Le 17 octobre 2000, la France a signé le Protocole de Londres à l’article 65 de la Convention sur la délivrance des brevets européens par lequel elle renonce à exiger la traduction en français des brevets [1] rédigés en anglais ou en allemand.

A ma demande, plus de 60 députés ont saisi le Conseil Constitutionnel pour qu’il juge ce protocole contraire à l’article 2 de la Constitution qui dispose que « le français est la langue de la République ». Le Conseil ne nous a pas suivis. Dans sa décision du 28 septembre 2006, à peine motivée et étonnante à plus d’un titre, il ignore superbement la réalité du brevet, véritable acte de la Puissance publique et non acte de droit privé.

Pour les partisans de l’adoption du protocole, nous aurions mené un combat d’arrière garde en nous arc-boutant sur la défense du français au détriment de l’intérêt économique des entreprises françaises qui, prétendument, auraient tout à gagner à l’adoption du protocole !

A l’évidence, ils ignorent les véritables enjeux économiques qui s’attachent au protocole de Londres. Sur ce point, à juste titre, le Conseil Constitutionnel n’a pas développé d’éléments contraires et ne remet nullement en cause l’argumentation économique et stratégique qui milite contre son adoption.

En effet, la ratification du protocole jouerait à plein contre les intérêts des entreprises françaises et notamment des PME. C’est un protocole de dupes !

Le coût des traductions constituerait un obstacle majeur au dépôt des brevets.

Il s’agit là d’une contre-vérité flagrante. La traduction d’un brevet « normal » coûte en moyenne 6000€ pour 6 pays sur un coût total de délivrance d’environ 18 000€. De plus, le coût de traduction est fait une fois pour toute, alors que le coût de maintien en vigueur du brevet coûte 68 000€ pour 20 ans. Il faut en effet savoir que lorsque l’on dépose un brevet à l’Office Européen des Brevets à Munich, on ne choisit pas les 37 Etats, mais seulement quelques uns, judicieusement sélectionnés pour bloquer au nom du monopole du brevet la libre circulation du bien fabriqué grâce au brevet. Le coût de la traduction ne représente que 10% du coût du brevet pour un marché de 300 millions d’habitants.
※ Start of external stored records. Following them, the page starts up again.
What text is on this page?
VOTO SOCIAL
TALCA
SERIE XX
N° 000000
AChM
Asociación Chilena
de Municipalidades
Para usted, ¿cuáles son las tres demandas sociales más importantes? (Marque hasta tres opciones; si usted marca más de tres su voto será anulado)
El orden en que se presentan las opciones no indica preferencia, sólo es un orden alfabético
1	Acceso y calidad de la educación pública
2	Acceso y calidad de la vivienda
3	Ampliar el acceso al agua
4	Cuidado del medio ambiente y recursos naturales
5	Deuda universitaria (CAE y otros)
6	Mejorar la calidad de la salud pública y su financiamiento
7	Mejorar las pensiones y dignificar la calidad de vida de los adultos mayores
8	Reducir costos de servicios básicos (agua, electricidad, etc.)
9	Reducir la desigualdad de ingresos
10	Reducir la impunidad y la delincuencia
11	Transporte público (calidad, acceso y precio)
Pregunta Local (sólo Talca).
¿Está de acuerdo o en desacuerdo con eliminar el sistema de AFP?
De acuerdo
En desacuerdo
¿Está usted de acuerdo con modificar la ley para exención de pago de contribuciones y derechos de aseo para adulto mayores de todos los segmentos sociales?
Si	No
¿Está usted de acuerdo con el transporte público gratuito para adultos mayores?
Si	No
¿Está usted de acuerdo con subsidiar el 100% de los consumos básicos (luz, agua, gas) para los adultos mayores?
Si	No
Les entreprises françaises n’auraient plus à faire traduire leurs brevets en anglais et en allemand. Cet argument est une imposture.

Membres de l’OEB, certains Etats refusent, à raison, de signer le protocole de Londres. Aussi, l’argument d’absence de traduction est tronqué car si les entreprises françaises ne seraient pas tenues de faire traduire la description de leur brevet déposé à l’OEB pour l’Angleterre et l’Allemagne, en revanche, elles devraient continuer à le faire pour l’Irlande (en anglais) et l’Autriche (en allemand) qui refusent de signer le protocole de Londres.

Parallèlement, il n’y aurait aucune réciprocité puisque la France aurait accepté d’appliquer en France des brevets rédigés en anglais et en allemand.

De surcroît, en raison de l’application du Traité de Washington du 19 juin 1970 sur la coopération en matière de brevet, pour obtenir l’extension de leurs brevets aux Etats-Unis, les entreprises françaises (et européennes) sont tenues de faire traduire leurs brevets en anglais. Or, par le jeu combiné de l’Accord de Londres et du Traité de Washington, les entreprises françaises seraient placées en position de concurrence déloyale puisque les entreprises américaines n’auraient plus à faire traduire leurs brevets en français ! Ce même mécanisme jouerait en faveur des entreprises chinoises et japonaises qui déposent en anglais, les entreprises françaises seraient tenues de déposer en chinois et en japonais. (Sic !)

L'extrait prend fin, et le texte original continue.